Namun, ada juga murid-muridnya yang setelah lulus bukannya menunjukkan kebanggaan terhadap almamater yang sudah menempanya justru merasa menyesal dididik di sekolah itu. Bahkan ada juga yang membuat sedih guru-gurunya karena sikap dan perbuatannya bertolak belakang dengan apa yang dilakukannnya ketika di sekolah. Di depan gurunya menunjukkan sikap yang sopan, santun, patuh, hormat pada guru, dan menjadi teladan bagi murid lainnya, tetapi setelah lulus justru menunjukkan sikap yang sebaliknya. Ada juga yang ketika bertemu dengan gurunya menghindar, ada juga yang disapa oleh gurunya di mal merasa tidak kenal gurunya karena pakaiannya yang dikenakannya tidak sesuai dengan didikannya. Bahkan ada yang ditegur gurunya malah marah karena merasa sudah tidak diajarnya lagi. Kejadian semacam ini tidak banyak hanya beberapa kasus saja, tetapi itu cukup membuat sang guru bersedih.
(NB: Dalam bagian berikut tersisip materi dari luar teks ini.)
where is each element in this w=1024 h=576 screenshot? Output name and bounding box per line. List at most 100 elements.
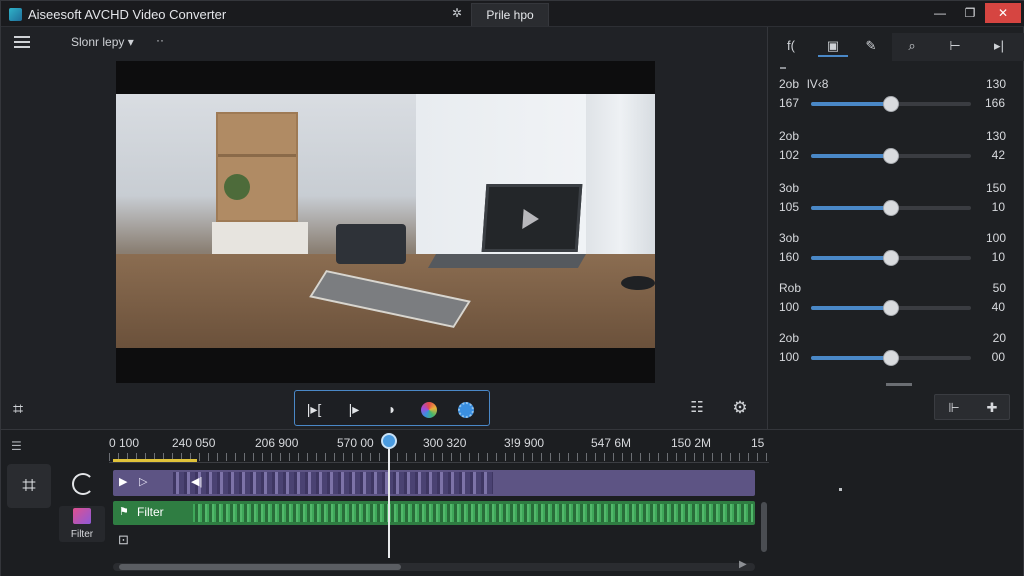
ruler-tick-label: 547 6M (591, 436, 632, 450)
timeline-area: ☰ ⌗ Filter 0 100 240 050 206 900 570 00 300 … (1, 429, 1023, 576)
slider-row: 3ob 100 160 10 (768, 231, 1024, 281)
row-max-value: 50 (992, 281, 1006, 295)
slider-row: Rob 50 100 40 (768, 281, 1024, 331)
pin-button[interactable]: ✚ (974, 398, 1010, 418)
document-tab[interactable]: Prile hpo (471, 3, 549, 26)
more-options-button[interactable]: ·· (156, 33, 164, 47)
row-label: 2ob lV‹8 (779, 77, 829, 91)
row-max-value: 130 (985, 129, 1006, 143)
scrollbar-thumb[interactable] (119, 564, 401, 570)
add-track-icon[interactable]: ⊡ (118, 532, 129, 548)
rotate-tool-icon[interactable] (61, 464, 105, 504)
top-toolbar: Slonr lepy ▾ ·· (1, 27, 767, 57)
row-current-value[interactable]: 10 (992, 250, 1005, 264)
row-label: 2ob (779, 129, 800, 143)
row-min-value: 105 (779, 200, 800, 214)
timeline-vertical-scrollbar[interactable] (761, 502, 767, 552)
app-logo-icon (9, 8, 22, 21)
hamburger-menu-icon[interactable] (14, 36, 30, 48)
split-view-button[interactable]: ⊩ (936, 398, 972, 418)
color-wheel-icon[interactable] (416, 399, 442, 419)
in-point-marker[interactable] (113, 459, 197, 462)
slider-row: 2ob 20 100 00 (768, 331, 1024, 381)
ruler-tick-label: 150 2M (671, 436, 712, 450)
ruler-tick-label: 15 (751, 436, 765, 450)
play-icon: ▶ (119, 476, 128, 488)
tab-function[interactable]: f( (776, 35, 806, 57)
row-current-value[interactable]: 40 (992, 300, 1005, 314)
filter-tool-label: Filter (70, 529, 94, 540)
timeline-horizontal-scrollbar[interactable] (113, 563, 755, 571)
slider-fill (811, 256, 891, 260)
row-label: 3ob (779, 181, 800, 195)
playhead-line[interactable] (388, 442, 390, 558)
row-current-value[interactable]: 00 (992, 350, 1005, 364)
scroll-right-icon[interactable]: ▶ (739, 559, 747, 570)
slider-thumb[interactable] (883, 250, 899, 266)
cursor-icon: ▷ (139, 476, 148, 488)
panel-resize-handle[interactable] (886, 383, 912, 386)
slider-thumb[interactable] (883, 350, 899, 366)
close-button[interactable]: ✕ (985, 3, 1021, 23)
crop-tool-icon[interactable]: ⌗ (7, 464, 51, 508)
ruler-tick-label: 3!9 900 (504, 436, 545, 450)
audio-track-clip[interactable]: ⚑ Filter (113, 501, 755, 525)
ruler-tick-label: 300 320 (423, 436, 467, 450)
slider-track[interactable] (811, 96, 971, 112)
row-current-value[interactable]: 10 (992, 200, 1005, 214)
slider-track[interactable] (811, 200, 971, 216)
row-label: Rob (779, 281, 802, 295)
timeline-ruler[interactable]: 0 100 240 050 206 900 570 00 300 320 3!9 900 5… (109, 435, 769, 463)
crop-icon[interactable]: ⌗ (13, 399, 35, 419)
speaker-icon: ◀| (191, 476, 203, 488)
effects-gear-icon[interactable] (453, 399, 479, 419)
video-preview[interactable] (116, 61, 655, 383)
slider-thumb[interactable] (883, 300, 899, 316)
adjustments-panel: f( ▣ ✎ ⌕ ⊢ ▸| 2ob lV‹8 130 167 166 2ob 130 102 4… (767, 27, 1024, 429)
slider-fill (811, 154, 891, 158)
trim-out-button[interactable]: |▸ (341, 399, 367, 419)
slider-fill (811, 102, 891, 106)
slider-thumb[interactable] (883, 96, 899, 112)
gear-small-icon[interactable]: ✲ (452, 6, 462, 20)
row-max-value: 150 (985, 181, 1006, 195)
minimize-button[interactable]: — (925, 3, 955, 23)
tab-briefcase[interactable]: ▣ (818, 35, 848, 57)
ruler-tick-label: 570 00 (337, 436, 374, 450)
row-current-value[interactable]: 166 (985, 96, 1005, 110)
maximize-button[interactable]: ❐ (955, 3, 985, 23)
list-view-icon[interactable]: ☷ (682, 397, 712, 419)
playhead-handle[interactable] (381, 433, 397, 449)
tab-next[interactable]: ▸| (984, 35, 1014, 57)
slider-thumb[interactable] (883, 200, 899, 216)
settings-gear-icon[interactable]: ⚙ (725, 396, 755, 420)
row-min-value: 160 (779, 250, 800, 264)
ruler-tick-label: 0 100 (109, 436, 140, 450)
slider-track[interactable] (811, 250, 971, 266)
tab-trim[interactable]: ⊢ (940, 35, 970, 57)
row-max-value: 20 (992, 331, 1006, 345)
timeline-menu-icon[interactable]: ☰ (11, 439, 22, 453)
trim-in-button[interactable]: |▸[ (301, 399, 327, 419)
preset-dropdown[interactable]: Slonr lepy ▾ (71, 35, 134, 49)
panel-actions: ⊩ ✚ (934, 394, 1010, 420)
audio-track-label: Filter (137, 505, 164, 519)
ruler-tick-label: 240 050 (172, 436, 216, 450)
slider-track[interactable] (811, 350, 971, 366)
slider-fill (811, 306, 891, 310)
ruler-tick-label: 206 900 (255, 436, 299, 450)
video-frame-image (116, 94, 655, 348)
slider-row: 2ob 130 102 42 (768, 129, 1024, 179)
row-current-value[interactable]: 42 (992, 148, 1005, 162)
row-label: 2ob (779, 331, 800, 345)
tab-edit[interactable]: ✎ (856, 35, 886, 57)
video-track-clip[interactable]: ▶ ▷ ◀| (113, 470, 755, 496)
slider-thumb[interactable] (883, 148, 899, 164)
slider-row: 3ob 150 105 10 (768, 181, 1024, 231)
slider-track[interactable] (811, 300, 971, 316)
tab-search[interactable]: ⌕ (897, 35, 927, 57)
split-button[interactable]: ◗ (379, 399, 405, 419)
flag-icon: ⚑ (119, 506, 129, 518)
slider-track[interactable] (811, 148, 971, 164)
filter-tool-button[interactable]: Filter (59, 506, 105, 542)
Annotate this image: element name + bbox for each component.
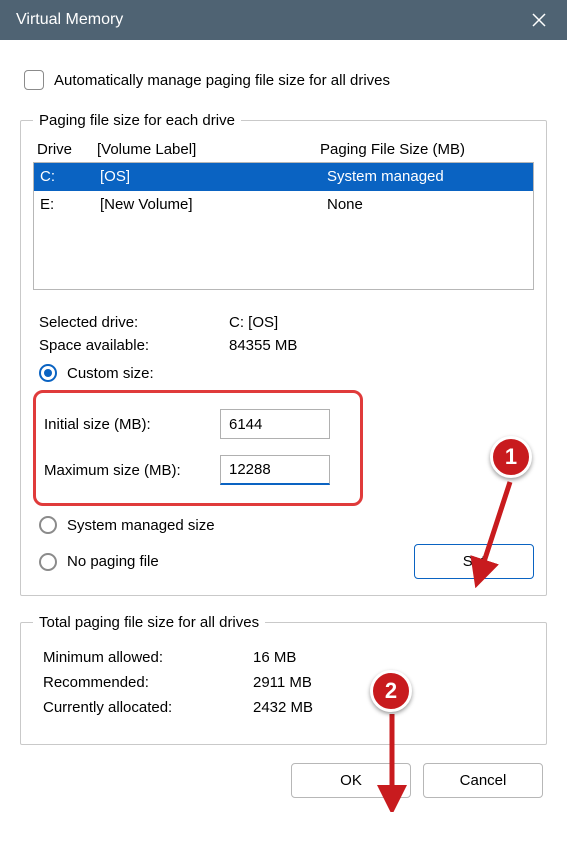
recommended-label: Recommended: [43, 674, 253, 691]
no-paging-radio[interactable] [39, 553, 57, 571]
drive-volume-label: [New Volume] [100, 193, 327, 217]
drive-paging-size: None [327, 193, 527, 217]
annotation-marker-2: 2 [370, 670, 412, 712]
min-allowed-value: 16 MB [253, 649, 296, 666]
titlebar: Virtual Memory [0, 0, 567, 40]
highlight-annotation: Initial size (MB): Maximum size (MB): [33, 390, 363, 506]
header-drive: Drive [37, 141, 97, 158]
window-title: Virtual Memory [16, 11, 123, 29]
totals-group: Total paging file size for all drives Mi… [20, 614, 547, 745]
initial-size-label: Initial size (MB): [44, 416, 220, 433]
auto-manage-label: Automatically manage paging file size fo… [54, 72, 390, 89]
cancel-button[interactable]: Cancel [423, 763, 543, 798]
drive-row[interactable]: E: [New Volume] None [34, 191, 533, 219]
header-paging-size: Paging File Size (MB) [320, 141, 530, 158]
drive-letter: C: [40, 165, 100, 189]
selected-drive-label: Selected drive: [39, 314, 229, 331]
totals-legend: Total paging file size for all drives [33, 614, 265, 631]
min-allowed-label: Minimum allowed: [43, 649, 253, 666]
close-icon [531, 12, 547, 28]
system-managed-label: System managed size [67, 517, 215, 534]
currently-allocated-value: 2432 MB [253, 699, 313, 716]
paging-per-drive-legend: Paging file size for each drive [33, 112, 241, 129]
paging-per-drive-group: Paging file size for each drive Drive [V… [20, 112, 547, 596]
currently-allocated-label: Currently allocated: [43, 699, 253, 716]
drive-row[interactable]: C: [OS] System managed [34, 163, 533, 191]
drive-letter: E: [40, 193, 100, 217]
auto-manage-checkbox[interactable] [24, 70, 44, 90]
no-paging-label: No paging file [67, 553, 159, 570]
maximum-size-label: Maximum size (MB): [44, 462, 220, 479]
annotation-arrow-1 [470, 478, 530, 588]
selected-drive-value: C: [OS] [229, 314, 278, 331]
annotation-arrow-2 [374, 712, 414, 812]
close-button[interactable] [527, 8, 551, 32]
drive-paging-size: System managed [327, 165, 527, 189]
recommended-value: 2911 MB [253, 674, 312, 691]
initial-size-input[interactable] [220, 409, 330, 439]
system-managed-radio[interactable] [39, 516, 57, 534]
space-available-value: 84355 MB [229, 337, 297, 354]
custom-size-label: Custom size: [67, 365, 154, 382]
space-available-label: Space available: [39, 337, 229, 354]
annotation-marker-1: 1 [490, 436, 532, 478]
drive-volume-label: [OS] [100, 165, 327, 189]
drive-list[interactable]: C: [OS] System managed E: [New Volume] N… [33, 162, 534, 290]
header-volume-label: [Volume Label] [97, 141, 320, 158]
drive-list-header: Drive [Volume Label] Paging File Size (M… [33, 139, 534, 162]
custom-size-radio[interactable] [39, 364, 57, 382]
maximum-size-input[interactable] [220, 455, 330, 485]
Kebahagiaan bagi seorang guru adalah ketika melihat muridnya menjadi orang yang sukses. Oleh karena itu, wajar sekali kalau seorang guru selalu memantau perkembangan muridnya yang sudah lulus hanya untuk mendengar berita baik tentang muridnya. Namun, tidak jarang hal ini disalahpahami oleh muridnya. Guru dianggapnya ikut campur dalam urusan mereka dan dianggap mengganggu kebebasan mereka. Namun semua itu kembali kepada hati nurani kita semua. Guru hanya menginginkan kebaikan bagi mereka baik di dunia maupun di akhirat. Tidak ada guru yang membiarkan muridnya melakukan kesalahan di depan matanya. Seorang guru pasti akan mengingatkan muridnya yang melakukan kesalahan demi kebaikannya. Walaupun terkadang maksud baik itu ditanggapi dengan sikap yang kurang bersahabat, guru tetap bersabar dan mendoakan kebaikan bagi murid-muridnya.